Now, there’s gonna be some of you that are gonna argue well you know what “Paul, not all of us have all that money to be buying our children toys over and over and over again after they ruin them or after they break them,” and I get it you know point well-taken but here’s the thing you’re missing the message, and the message here was this that I was teaching him that it wasn’t okay to mess up. It wasn’t okay to screw up, and I realized that I had been doing this for a long time to my eldest son who plays basketball. I remember taking him to the park and him being enthused and him being excited and him looking forward to go play with me only within 10 to 15 minutes later of playing with me out on the blacktop being upset and discouraged because the entire time that I was there playing with him I was so busy and hell-bent on teaching him how to play basketball that I didn’t let him really enjoy the experience, so here’s my point and here’s the message that I want to hit home.
We have to make sure that we as parents let our children know that it’s okay to make mistakes, that you’re gonna make mistakes, and yes I think it’s also important for them to understand that we don’t have an unlimited supply of money. I think it’s important that we let them know that hey if you mess it up it’s okay. There’s nothing that you can do as a child that is so bad that we can’t recover from it, and I often tell my children and I say it all the time hey guys listen there’s nothing that you can do that would ever make me stop loving you or welcome you home. I’ll take you however I can get you and I make sure that my children hear that message over and over and over and over again, and despite the fact that I still make these mistakes and I still sometimes tell them hey don’t mess this up, hey don’t screw this up.
It’s important that I remind myself on a regular basis that my children know and understand that not everything is gonna work out the way we planned, and as adults we already know this we already know that the vast majority of our plans don’t necessarily work out the exact way that we plan them.

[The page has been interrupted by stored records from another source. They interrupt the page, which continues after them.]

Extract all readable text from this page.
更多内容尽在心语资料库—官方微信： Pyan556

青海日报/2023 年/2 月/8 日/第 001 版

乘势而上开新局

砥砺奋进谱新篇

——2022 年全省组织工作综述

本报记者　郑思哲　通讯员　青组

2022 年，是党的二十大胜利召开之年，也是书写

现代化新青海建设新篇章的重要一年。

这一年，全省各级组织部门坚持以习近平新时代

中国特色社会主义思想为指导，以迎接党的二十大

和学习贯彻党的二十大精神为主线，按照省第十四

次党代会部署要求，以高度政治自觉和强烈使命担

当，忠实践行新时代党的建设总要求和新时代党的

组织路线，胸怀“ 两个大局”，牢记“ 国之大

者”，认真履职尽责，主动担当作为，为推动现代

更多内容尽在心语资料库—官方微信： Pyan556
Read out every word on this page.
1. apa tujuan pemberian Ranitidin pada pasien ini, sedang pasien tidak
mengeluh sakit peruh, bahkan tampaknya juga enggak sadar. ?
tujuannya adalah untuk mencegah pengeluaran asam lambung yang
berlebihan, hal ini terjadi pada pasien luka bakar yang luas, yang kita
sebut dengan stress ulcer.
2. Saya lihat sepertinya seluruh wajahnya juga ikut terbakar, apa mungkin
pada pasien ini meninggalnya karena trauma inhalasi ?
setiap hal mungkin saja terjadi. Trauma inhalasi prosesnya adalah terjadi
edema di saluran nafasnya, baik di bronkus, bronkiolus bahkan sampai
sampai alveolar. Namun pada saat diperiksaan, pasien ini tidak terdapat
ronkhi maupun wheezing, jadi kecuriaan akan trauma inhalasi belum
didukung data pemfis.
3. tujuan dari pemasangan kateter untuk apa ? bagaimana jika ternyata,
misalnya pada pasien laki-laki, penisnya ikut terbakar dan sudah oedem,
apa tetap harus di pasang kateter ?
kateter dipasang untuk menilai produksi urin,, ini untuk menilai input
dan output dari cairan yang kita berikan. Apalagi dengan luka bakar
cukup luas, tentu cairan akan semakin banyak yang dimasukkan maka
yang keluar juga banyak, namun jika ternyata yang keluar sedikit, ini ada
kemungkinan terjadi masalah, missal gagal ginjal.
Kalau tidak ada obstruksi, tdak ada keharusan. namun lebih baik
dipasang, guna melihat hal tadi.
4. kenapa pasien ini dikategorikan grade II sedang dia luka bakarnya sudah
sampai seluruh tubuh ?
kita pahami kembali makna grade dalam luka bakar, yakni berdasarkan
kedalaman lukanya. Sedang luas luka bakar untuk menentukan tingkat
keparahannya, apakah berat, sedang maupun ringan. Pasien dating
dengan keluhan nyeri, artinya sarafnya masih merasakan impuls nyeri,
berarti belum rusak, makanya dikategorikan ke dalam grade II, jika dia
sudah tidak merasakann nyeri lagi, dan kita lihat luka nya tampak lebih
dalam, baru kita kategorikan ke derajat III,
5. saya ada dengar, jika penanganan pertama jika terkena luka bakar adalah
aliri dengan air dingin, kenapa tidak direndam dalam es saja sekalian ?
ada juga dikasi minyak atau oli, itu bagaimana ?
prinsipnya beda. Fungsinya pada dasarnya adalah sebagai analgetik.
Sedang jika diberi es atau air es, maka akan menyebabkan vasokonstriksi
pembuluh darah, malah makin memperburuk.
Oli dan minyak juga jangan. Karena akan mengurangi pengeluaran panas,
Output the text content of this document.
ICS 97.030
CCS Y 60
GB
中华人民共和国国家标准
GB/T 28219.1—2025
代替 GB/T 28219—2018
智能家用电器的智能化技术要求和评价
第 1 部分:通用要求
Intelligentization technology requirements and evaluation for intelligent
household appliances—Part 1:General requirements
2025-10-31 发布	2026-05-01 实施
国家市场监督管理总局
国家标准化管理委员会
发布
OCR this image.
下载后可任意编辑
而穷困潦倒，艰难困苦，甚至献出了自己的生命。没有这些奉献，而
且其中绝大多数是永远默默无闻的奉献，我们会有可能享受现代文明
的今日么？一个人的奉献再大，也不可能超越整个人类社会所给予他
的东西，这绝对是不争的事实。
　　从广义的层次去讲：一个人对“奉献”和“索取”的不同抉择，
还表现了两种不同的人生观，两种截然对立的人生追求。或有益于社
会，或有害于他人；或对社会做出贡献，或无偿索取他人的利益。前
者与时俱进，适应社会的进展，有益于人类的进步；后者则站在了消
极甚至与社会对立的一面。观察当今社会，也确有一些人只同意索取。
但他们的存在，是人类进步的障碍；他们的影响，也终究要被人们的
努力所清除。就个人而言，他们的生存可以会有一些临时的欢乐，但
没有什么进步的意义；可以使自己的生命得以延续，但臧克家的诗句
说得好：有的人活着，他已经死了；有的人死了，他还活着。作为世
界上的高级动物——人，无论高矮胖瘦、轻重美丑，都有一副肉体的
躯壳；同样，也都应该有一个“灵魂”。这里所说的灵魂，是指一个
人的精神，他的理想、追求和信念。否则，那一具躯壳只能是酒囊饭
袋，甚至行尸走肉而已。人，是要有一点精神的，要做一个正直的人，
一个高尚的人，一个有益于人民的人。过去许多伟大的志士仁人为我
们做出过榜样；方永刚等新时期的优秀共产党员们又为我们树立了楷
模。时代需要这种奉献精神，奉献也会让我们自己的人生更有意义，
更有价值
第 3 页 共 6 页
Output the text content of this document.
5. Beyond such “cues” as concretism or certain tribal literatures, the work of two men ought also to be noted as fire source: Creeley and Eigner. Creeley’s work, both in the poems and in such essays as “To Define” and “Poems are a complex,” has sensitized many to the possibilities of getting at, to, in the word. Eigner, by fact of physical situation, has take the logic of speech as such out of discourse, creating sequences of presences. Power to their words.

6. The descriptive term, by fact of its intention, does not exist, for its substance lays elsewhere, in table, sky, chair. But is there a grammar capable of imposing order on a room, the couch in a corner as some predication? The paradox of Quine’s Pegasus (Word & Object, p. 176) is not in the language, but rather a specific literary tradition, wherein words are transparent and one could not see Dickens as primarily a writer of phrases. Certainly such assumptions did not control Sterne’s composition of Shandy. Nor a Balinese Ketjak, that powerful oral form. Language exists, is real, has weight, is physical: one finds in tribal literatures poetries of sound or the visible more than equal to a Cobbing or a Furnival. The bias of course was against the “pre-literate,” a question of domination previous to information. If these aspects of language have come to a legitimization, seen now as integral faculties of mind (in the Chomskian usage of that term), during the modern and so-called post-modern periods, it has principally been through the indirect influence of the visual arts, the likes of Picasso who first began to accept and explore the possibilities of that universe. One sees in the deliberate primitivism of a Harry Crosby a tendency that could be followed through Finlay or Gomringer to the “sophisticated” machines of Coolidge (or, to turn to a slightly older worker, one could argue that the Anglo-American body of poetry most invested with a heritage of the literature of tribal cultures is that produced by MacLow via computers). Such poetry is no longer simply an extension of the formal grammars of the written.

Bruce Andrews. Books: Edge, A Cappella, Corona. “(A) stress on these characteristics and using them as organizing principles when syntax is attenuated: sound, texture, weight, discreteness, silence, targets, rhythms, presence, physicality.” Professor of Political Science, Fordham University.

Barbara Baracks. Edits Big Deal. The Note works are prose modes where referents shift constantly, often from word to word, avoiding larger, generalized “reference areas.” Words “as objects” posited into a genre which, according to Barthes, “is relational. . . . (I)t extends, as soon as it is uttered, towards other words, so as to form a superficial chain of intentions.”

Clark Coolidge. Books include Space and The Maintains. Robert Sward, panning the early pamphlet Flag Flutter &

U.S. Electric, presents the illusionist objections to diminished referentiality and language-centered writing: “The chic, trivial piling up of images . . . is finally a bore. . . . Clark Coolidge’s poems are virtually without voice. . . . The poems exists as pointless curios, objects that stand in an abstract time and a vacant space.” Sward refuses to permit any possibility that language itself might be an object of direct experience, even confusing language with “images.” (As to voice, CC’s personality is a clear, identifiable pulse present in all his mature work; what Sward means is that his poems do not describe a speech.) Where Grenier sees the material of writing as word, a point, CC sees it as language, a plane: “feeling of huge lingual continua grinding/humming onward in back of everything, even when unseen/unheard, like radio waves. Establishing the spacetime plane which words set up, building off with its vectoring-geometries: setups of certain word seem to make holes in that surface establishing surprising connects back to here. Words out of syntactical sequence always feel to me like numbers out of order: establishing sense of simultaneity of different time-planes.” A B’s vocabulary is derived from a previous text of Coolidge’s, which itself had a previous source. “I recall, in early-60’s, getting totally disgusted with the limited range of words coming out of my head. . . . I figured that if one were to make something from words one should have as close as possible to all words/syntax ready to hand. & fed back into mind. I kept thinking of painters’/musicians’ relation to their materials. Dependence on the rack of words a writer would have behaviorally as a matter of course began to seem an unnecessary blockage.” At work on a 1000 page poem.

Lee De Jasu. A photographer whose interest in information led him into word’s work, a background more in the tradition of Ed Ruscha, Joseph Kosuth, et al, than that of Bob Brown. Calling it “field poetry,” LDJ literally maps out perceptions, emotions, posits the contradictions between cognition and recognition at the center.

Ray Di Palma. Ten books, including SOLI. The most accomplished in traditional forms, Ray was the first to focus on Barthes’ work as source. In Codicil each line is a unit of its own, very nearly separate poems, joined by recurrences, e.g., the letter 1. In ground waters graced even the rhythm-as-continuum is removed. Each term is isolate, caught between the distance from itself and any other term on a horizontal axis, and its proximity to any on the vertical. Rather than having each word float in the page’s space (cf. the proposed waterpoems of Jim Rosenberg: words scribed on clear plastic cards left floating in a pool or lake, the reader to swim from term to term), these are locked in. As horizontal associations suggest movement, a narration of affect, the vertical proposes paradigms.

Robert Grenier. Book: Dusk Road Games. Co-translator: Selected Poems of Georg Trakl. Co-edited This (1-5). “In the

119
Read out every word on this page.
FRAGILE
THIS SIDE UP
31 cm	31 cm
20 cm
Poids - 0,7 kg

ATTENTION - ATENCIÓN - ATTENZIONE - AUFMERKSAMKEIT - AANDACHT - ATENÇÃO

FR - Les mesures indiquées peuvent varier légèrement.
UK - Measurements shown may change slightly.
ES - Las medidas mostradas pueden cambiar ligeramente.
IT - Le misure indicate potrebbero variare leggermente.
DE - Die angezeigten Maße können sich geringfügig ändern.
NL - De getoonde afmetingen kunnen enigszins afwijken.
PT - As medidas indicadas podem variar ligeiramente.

Especially when we’re talking about our careers and success, and everybody thinks it’s a direct line to success when the reality is it’s more like a pinball machine where you’re constantly shot and jerked from one place to the other until you reach your destination, and I’ve said it before and I’ll say it again that the ones who have made it, the ones who succeed in whatever endeavor it is that they pursue are really just the ones that held on long enough in spite of all the screw-ups.
I just want to remind us all that when we’re raising our children, that when we’re working with our employees, that when we’re working with our business partners that we don’t portray the image that they can’t mess up and that all we expect is perfection. I want people around me who are willing to color outside the lines, who are willing to test those boundaries, who are willing to try new ideas that may or may not work because eventually some of those ideas will become successful because in spite of those screw-ups we keep moving forward. Listen, I look forward to hearing about your success. I look forward to hearing about your endeavor. Have a great day you guys! Talk to you soon.